WASHINGTON -- A story told in cloakrooms of the House of Representatives shows how ironic life on Capitol Hill can be. Jim McCrery, the low-key, hard-working ranking Republican on the Ways and Means Committee, has spent all year trying to establish good relations with the tax-writing committee's first Democratic chairman in 12 years, Charles Rangel. He succeeded, only to discover that Rangel does not really run Ways and Means. Nancy Pelosi does.
Rangel, a crafty New York politician, so far looks like the weakest Ways and Means chairman during my 50 years in Washington. That's only because Pelosi so far is the most powerful speaker of the House during that same period, a reality obscured by her historic role as the first woman to hold that office. She does not confer with or defer to standing committee chairmen, whose predecessors made previous speakers dance to their tune.
On both sides of the aisle, the beautiful 67-year-old grandmother from San Francisco is referred to as the "Committee of One" who rules the House. Many speakers over the years relied on their majority leader, as Republican Dennis Hastert let Tom DeLay handle day-to-day operations. But not Pelosi, who actually opposed Steny Hoyer's election as majority leader.
Ruling absolutely does not mean even Democrats think she rules well. Her misguided effort to pass a resolution condemning the 1915 Armenian holocaust constitutes a rare public blunder, but beyond that she has not crafted a coherent Democratic message. This month's Harris Poll puts her nationwide job disapproval ("fair" or "poor") at 57 percent. But she is an icon at the Democratic grass roots, and none of the committee chairmen who have been downgraded by her -- certainly not Charlie Rangel -- utters a word of public criticism.
Rangel's massive proposed tax reform released last week gets less respect than what is normally accorded a Ways and Means chairman's plan, because Pelosi is not on board. Rangel's desire to compromise with the Bush administration on international trade agreements has been frustrated because the speaker defers to Rangel's trade subcommittee chairman: Sander Levin, who follows organized labor's protectionist line.
Much the same treatment has been experienced by John Dingell, the senior member of Congress, as Energy and Commerce Committee chairman. In bygone days, Dingell deferred to neither Democratic presidents nor speakers. But Pelosi is determined to pass an energy bill this year even though it means crossing Dingell, who as a Detroiter opposes Californian Pelosi on mileage and emission standards. A sage old professional, Dingell knows there is no political profit in publicly clashing with Madame Speaker.
No committee chairman wants to take the risk of going public against Pelosi, including one who sought her advice -- and, hopefully, support -- on a controversial matter of House business. This anonymous chairman was rebuffed by the speaker, who declined to talk to him, either in person or over the telephone.

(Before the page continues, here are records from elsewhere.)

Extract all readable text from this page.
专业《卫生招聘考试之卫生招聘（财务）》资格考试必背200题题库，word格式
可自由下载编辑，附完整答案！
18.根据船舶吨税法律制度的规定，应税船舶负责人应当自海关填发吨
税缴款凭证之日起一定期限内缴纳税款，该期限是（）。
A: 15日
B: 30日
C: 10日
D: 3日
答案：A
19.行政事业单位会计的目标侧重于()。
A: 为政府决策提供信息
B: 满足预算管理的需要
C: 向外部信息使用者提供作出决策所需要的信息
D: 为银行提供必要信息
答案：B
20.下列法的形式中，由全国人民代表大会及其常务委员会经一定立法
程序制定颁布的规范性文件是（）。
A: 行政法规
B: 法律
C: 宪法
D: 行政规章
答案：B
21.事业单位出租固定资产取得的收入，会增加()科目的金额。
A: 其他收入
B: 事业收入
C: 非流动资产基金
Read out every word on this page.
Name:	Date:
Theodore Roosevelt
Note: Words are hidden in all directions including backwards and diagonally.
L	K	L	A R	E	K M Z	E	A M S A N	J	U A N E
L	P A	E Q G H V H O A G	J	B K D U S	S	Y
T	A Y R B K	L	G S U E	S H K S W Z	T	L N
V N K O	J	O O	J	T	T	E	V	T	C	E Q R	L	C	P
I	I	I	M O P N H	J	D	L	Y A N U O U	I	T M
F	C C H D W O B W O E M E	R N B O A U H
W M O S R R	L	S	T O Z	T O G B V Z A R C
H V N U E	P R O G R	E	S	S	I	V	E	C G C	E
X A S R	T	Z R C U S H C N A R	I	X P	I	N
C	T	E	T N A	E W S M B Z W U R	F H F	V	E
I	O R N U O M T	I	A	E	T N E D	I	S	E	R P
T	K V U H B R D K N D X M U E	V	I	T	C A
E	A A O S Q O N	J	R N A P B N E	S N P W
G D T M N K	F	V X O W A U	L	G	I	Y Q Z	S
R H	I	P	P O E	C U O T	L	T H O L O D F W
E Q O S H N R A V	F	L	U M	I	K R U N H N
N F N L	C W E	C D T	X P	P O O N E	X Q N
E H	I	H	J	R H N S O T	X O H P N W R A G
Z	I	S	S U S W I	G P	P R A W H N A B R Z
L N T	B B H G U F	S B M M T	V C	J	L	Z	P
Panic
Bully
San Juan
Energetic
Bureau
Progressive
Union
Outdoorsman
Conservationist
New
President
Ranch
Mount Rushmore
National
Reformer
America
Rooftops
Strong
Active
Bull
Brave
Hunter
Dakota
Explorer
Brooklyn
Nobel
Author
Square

Being the "Committee of One" does not mean Pelosi is without lieutenants. She is close to two fellow Californians, both fiercely partisan, who head committees: George Miller (Education and Labor) and Henry Waxman (Oversight and Government Reform). Miller is regarded as her consigliere, always at her side. She is also considered close to moderate chairmen Ike Skelton (Armed Services) and John Spratt (Budget), plus liberal chairman Barney Frank (Financial Services).
However, that does not mean she always takes their advice, as witness her big blunder as speaker. Skelton, a seasoned student of international relations, told her the Armenian resolution would antagonize Turkey and thus constituted a foreign policy debacle in the making. Rahm Emanuel, the House Democratic Caucus chairman, also opposed it (as he had when serving as President Bill Clinton's political aide). Pelosi insisted until some 45 House Democrats -- including Skelton -- opposed her.
The Armenian episode suggests a Pelosi decision has to approach the brink of disaster before Democrats speak out. Her popularity in the party beyond Capitol Hill is too great. When I asked one esteemed Democratic operative whether Pelosi's authority is without restraint, he called that a sexist question because I never would ask that about Sam Rayburn or Tip O'Neill. Indeed, I would not. They were not that powerful.